After Giuseppe “Joe” Papa arrived in New Jersey in 1910, he got a job at the age of 15 at the first pizzeria in Trenton, Joe’s Tomato Pies (which closed in the 1990s). Two years later, he opened his own place, which today holds the honor of being the oldest family-owned and continuously operated pizzeria in America. In 1945, a young man named Dominik “Abie” Azzaro went to work for Papa and soon married his daughter, Tessie. Today, their son Nick and his cousin Michael run Papa’s which moved slightly east of Trenton, to Robbinsville Township, in 2013. The pizzeria’s famous mustard pie, by the way, is a fairly recent invention. It was apparently created at a now-defunct Trenton pizza parlor called Shuster’s in the early ’80s. A former employee of Shuster’s went to work for Papa’s after the place closed, and brought the idea along.

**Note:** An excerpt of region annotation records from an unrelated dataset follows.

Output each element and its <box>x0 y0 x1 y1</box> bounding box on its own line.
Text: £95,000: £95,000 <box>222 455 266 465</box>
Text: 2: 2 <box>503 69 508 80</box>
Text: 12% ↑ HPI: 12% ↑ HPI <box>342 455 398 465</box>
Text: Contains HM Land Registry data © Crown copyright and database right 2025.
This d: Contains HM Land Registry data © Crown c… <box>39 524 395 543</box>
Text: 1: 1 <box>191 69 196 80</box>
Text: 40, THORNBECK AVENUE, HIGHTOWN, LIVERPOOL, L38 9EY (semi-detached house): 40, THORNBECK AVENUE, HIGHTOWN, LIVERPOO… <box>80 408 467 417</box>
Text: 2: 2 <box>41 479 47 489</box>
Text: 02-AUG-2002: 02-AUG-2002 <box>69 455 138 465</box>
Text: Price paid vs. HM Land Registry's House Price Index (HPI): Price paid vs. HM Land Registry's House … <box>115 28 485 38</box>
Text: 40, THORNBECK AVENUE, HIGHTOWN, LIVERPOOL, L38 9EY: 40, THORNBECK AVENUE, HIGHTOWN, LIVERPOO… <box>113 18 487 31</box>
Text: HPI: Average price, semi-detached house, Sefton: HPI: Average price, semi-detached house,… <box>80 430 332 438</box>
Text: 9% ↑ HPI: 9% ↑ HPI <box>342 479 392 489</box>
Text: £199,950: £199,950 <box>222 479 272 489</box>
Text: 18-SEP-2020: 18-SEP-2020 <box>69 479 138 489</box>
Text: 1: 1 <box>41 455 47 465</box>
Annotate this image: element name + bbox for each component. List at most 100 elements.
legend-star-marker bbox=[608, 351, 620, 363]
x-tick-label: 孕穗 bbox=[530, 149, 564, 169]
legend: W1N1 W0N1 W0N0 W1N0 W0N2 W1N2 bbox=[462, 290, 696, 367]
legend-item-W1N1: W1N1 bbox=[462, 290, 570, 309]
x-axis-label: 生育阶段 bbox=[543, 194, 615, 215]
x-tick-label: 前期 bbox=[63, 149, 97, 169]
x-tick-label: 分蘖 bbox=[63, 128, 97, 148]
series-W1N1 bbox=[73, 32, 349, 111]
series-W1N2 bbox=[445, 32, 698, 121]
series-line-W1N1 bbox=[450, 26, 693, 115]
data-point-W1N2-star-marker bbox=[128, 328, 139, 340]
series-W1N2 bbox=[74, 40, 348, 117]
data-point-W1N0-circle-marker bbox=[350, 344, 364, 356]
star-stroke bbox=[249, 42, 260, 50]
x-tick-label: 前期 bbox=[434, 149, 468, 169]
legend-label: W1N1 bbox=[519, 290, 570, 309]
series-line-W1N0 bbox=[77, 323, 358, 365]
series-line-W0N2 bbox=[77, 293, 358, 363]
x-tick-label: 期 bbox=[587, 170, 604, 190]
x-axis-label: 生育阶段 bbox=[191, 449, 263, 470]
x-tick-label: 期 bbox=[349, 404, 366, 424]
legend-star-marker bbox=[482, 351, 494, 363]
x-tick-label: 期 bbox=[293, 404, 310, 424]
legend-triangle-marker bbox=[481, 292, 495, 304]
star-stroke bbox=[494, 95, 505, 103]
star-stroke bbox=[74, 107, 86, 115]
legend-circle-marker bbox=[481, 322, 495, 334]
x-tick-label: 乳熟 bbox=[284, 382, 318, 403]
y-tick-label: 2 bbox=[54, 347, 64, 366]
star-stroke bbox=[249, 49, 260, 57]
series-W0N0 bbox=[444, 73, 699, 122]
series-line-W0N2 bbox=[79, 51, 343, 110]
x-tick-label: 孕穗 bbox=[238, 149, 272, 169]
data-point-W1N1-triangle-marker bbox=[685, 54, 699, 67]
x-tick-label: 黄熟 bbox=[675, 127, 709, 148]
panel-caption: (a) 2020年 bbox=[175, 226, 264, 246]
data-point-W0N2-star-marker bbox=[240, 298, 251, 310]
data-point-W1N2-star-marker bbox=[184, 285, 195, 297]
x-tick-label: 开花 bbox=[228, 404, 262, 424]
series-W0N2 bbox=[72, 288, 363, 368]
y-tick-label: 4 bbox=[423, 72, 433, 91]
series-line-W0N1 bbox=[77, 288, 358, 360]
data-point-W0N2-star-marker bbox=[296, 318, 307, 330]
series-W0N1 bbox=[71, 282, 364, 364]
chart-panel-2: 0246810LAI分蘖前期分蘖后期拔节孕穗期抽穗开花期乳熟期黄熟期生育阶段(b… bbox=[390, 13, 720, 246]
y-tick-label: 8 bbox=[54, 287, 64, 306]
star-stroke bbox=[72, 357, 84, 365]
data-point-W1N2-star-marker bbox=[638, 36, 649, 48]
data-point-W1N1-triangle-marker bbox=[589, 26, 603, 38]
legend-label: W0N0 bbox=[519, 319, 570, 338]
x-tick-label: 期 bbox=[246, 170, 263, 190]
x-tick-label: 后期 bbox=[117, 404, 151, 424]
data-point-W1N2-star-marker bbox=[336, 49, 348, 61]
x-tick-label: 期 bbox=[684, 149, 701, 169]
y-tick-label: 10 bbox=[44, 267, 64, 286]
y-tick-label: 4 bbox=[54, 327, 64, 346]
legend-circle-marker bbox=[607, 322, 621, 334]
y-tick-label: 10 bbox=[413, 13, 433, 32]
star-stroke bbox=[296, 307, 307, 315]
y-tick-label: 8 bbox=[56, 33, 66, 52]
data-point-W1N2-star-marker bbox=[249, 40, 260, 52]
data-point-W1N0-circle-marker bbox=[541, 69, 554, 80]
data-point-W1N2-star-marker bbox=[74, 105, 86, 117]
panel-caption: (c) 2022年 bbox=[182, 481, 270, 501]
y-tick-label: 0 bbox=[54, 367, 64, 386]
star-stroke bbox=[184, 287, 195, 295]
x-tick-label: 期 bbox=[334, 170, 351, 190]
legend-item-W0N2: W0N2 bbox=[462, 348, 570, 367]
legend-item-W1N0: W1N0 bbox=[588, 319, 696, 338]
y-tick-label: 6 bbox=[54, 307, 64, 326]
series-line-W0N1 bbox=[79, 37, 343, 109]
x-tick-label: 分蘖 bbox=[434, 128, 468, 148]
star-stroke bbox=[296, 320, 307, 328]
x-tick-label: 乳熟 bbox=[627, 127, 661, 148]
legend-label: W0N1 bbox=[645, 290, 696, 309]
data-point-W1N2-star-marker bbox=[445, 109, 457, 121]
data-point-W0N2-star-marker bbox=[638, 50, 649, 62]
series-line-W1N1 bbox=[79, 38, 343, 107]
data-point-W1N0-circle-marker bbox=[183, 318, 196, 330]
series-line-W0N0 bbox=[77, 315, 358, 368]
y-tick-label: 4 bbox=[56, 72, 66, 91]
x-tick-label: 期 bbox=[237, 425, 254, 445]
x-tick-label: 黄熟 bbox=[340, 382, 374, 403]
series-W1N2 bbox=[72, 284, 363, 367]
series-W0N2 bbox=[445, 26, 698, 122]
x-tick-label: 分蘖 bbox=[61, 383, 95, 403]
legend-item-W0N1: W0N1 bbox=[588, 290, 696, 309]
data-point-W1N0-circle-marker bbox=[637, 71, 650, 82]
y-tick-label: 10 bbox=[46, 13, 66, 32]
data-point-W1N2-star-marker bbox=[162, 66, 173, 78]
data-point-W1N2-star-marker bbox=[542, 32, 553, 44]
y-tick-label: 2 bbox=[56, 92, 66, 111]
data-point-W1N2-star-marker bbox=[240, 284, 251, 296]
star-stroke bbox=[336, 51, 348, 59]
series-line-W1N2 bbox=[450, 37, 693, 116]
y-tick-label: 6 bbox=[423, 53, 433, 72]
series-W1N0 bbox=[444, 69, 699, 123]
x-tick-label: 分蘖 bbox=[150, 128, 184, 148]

Source: Courtesy of Shalane K. via Yelp

1. Lombardi’s
> Location: New York, NY
> Founded: 1898 (?)
> Hours: Sun.-Thurs. noon-10 p.m.; Fri.-Sat. noon-midnight
> Price of a single pizza: $22-$32
> Specialties: Original Margherita (fresh mozzarella, tomato sauce, romano cheese, basil), pesto pie (white pie with basil pesto)

Lombardi’s has the most complicated history of any pizzeria on this list. The restaurant website dubs it “America’s first pizzeria” and cites a founding date of 1905. The story is that Italian immigrant Gennaro Lombardi opened a grocery store on Spring Street in 1897, out of which he sold tomato pies to neighborhood factory workers then in 1905 turned the location into a pizzeria. However, pizza historian Peter Regas discovered a newspaper ad from 1903 in Il Telegrafo, an Italian-language paper published in New York City, promoting a place called Antica Pizzeria Port’Alba, on Grand Street, under the proprietorship of one Filippo Milone. He also found an ad from 1905 for a pizzeria opened either by Milone (as early as 1898) or by another Neapoliitan, Giovanni Santillo, at the address where Lombardi supposedly had his grocery store. More to the point, Regas tracked down Lombardi’s naturalization papers and found that he first reached these shores only in 1904 and that he was identified as a “laborer.” He may have been working for Santillo in 1905, but almost certainly didn’t own the pizzeria. In any case, while Lombardi’s is certainly the oldest American pizzeria still in existence, it can’t claim a continuous run: It closed in 1984, but was reopened 10 years later, a block from the original location, by Gennaro Lombardi III, the founder’s grandson.